View on GitHub

kospex

Tools to help know your code and know your developers

Identifying developer and the technology landscape

For many organisations, some fundamental questions can be elusive to answer. Such as

Who is a developer? (based on author or commiter in Git terminology)
Who has developed code in a given timeframe (e.g. the last 90 days)?
What languages and technologies are used by developers, a repository or an organisation?
How many developers do we have so I can budget for licenses?
Which code bases look stale or unmaintained?
Identifying potential security test automation requirements (e.g. must support SQL, Ruby, Java, rubygems and maven)
Understand the (changing) technology landscape (what’s current state and how does that compare to the previous 12 months)

Identifying Key Person Risk and Managing off boarding knowledge Transfer

The approach for key person and offboarding is the same, one is proactive and one is reactive, but the data used is the same.

The idea is the files with the LEAST amount of “active other committers” is a starting point for handover or knowledge transfer. The code “value” depends on whether that code is still in the organisation, which could be identified using the “Identifying aging and unmaintaned code” process below.

If someone’s leaving, what should we know, what do they need to hand over?

What code (repos) have the contributed to during their tenure (all time commits)
What have the got the most experience (measured by commits)
- Repo level
- File in a repo level (e.g. they may be the “only person who knows Class XYZ, core to product ABC”)
For files and repos they’ve been involved in, are there other collaborators and committers?
Identify what capabilities they have and are leaving by perform a technology query on what they’ve committed such as:
- What languages they’ve used (e.g. Ruby last year, Go in the last 6 months, previously Java)
- Any IaC, Docker, Cloud
- which repos they’ve worked on

Identifying aging and unmaintained code

Older code is likely to be harder to maintain, invoke fear of change, and add to conceptual load because “it’s something we should look at, but not now”.
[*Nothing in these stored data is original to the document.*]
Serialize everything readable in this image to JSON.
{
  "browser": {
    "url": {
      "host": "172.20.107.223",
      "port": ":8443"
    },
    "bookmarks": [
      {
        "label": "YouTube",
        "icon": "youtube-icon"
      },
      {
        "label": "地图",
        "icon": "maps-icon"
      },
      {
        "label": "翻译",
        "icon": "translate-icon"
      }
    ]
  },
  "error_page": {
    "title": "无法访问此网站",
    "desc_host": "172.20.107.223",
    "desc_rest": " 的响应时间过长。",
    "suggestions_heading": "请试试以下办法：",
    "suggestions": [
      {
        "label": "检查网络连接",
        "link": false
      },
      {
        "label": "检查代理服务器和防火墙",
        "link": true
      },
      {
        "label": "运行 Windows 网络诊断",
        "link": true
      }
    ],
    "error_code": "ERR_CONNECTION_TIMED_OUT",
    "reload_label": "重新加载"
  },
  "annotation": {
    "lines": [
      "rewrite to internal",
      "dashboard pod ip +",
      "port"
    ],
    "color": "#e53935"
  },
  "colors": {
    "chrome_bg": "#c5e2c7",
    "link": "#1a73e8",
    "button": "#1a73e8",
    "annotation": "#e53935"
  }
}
There are two ways of identifying aging and unmaintained code:

Last commit age and how many committers to this repo still work here
Age of dependencies in a repositories, number of newer versions and known vulnerabilities

Bearing in mind, older code can just mean “feature complete” rather than unused (E.g. a datetime or file format utility may not need to change every year).

(Derived) Code Ownership

A simple “calculatable” code owenship can be performed by looking at:

top committers for a file or repo, who still work in the organisation.
Most recent commits for a file or repo, who still work in the organisation.
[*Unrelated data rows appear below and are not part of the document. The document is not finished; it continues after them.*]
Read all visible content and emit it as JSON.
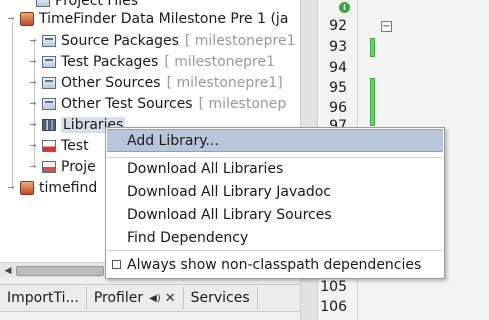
{
  "tree": {
    "items": [
      {
        "label": "Project Files",
        "ctx": "",
        "icon": "folder-icon"
      },
      {
        "label": "TimeFinder Data Milestone Pre 1 (ja",
        "ctx": "",
        "icon": "coffee-cup-icon"
      },
      {
        "label": "Source Packages",
        "ctx": "[ milestonepre1",
        "icon": "package-icon"
      },
      {
        "label": "Test Packages",
        "ctx": "[ milestonepre1",
        "icon": "package-icon"
      },
      {
        "label": "Other Sources",
        "ctx": "[ milestonepre1]",
        "icon": "package-icon"
      },
      {
        "label": "Other Test Sources",
        "ctx": "[ milestonep",
        "icon": "package-icon"
      },
      {
        "label": "Libraries",
        "ctx": "",
        "icon": "library-icon"
      },
      {
        "label": "Test",
        "ctx": "",
        "icon": "test-library-icon"
      },
      {
        "label": "Proje",
        "ctx": "",
        "icon": "project-files-icon"
      },
      {
        "label": "timefind",
        "ctx": "",
        "icon": "coffee-cup-icon"
      }
    ]
  },
  "tabs": [
    {
      "label": "ImportTi..."
    },
    {
      "label": "Profiler"
    },
    {
      "label": "Services"
    }
  ],
  "gutter": {
    "line_numbers": [
      "92",
      "93",
      "94",
      "95",
      "96",
      "97",
      "105",
      "106"
    ]
  },
  "menu": {
    "items": [
      {
        "label": "Add Library..."
      },
      {
        "label": "Download All Libraries"
      },
      {
        "label": "Download All Library Javadoc"
      },
      {
        "label": "Download All Library Sources"
      },
      {
        "label": "Find Dependency"
      },
      {
        "label": "Always show non-classpath dependencies"
      }
    ]
  },
  "colors": {
    "menu_hover": "#b7c6da",
    "change_bar": "#66d466",
    "selection": "#d7dfea"
  }
}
This ties in with the maintenance view, where if there is no one in the organisation in either of these use cases, your organisation lacks “working knowledge” of the code.

Generate automated training lists for compliance and capability development.

Some organisations require developers to undergo security training annually for their languages, or provide material for new starters on technology used. We can identify the developers and the languages and technologies they’ve worked with by simply looking at code changes over the last year.

Even a comparison for broader snapshot to say, we are currently, based on last 180 days, developing mostly in Python, and modifying Docker and Terraform files.

For a leaving staff member, you can also view that technology or languages they’ve used over time for identifying “replacement skills”. E.g. Jane is leaving, what has she committed

Last year - mainly frontend javascript with React
Previous year - Ruby and Docker
Year before - Ruby and HTML
1st year of employment - SQL and Ruby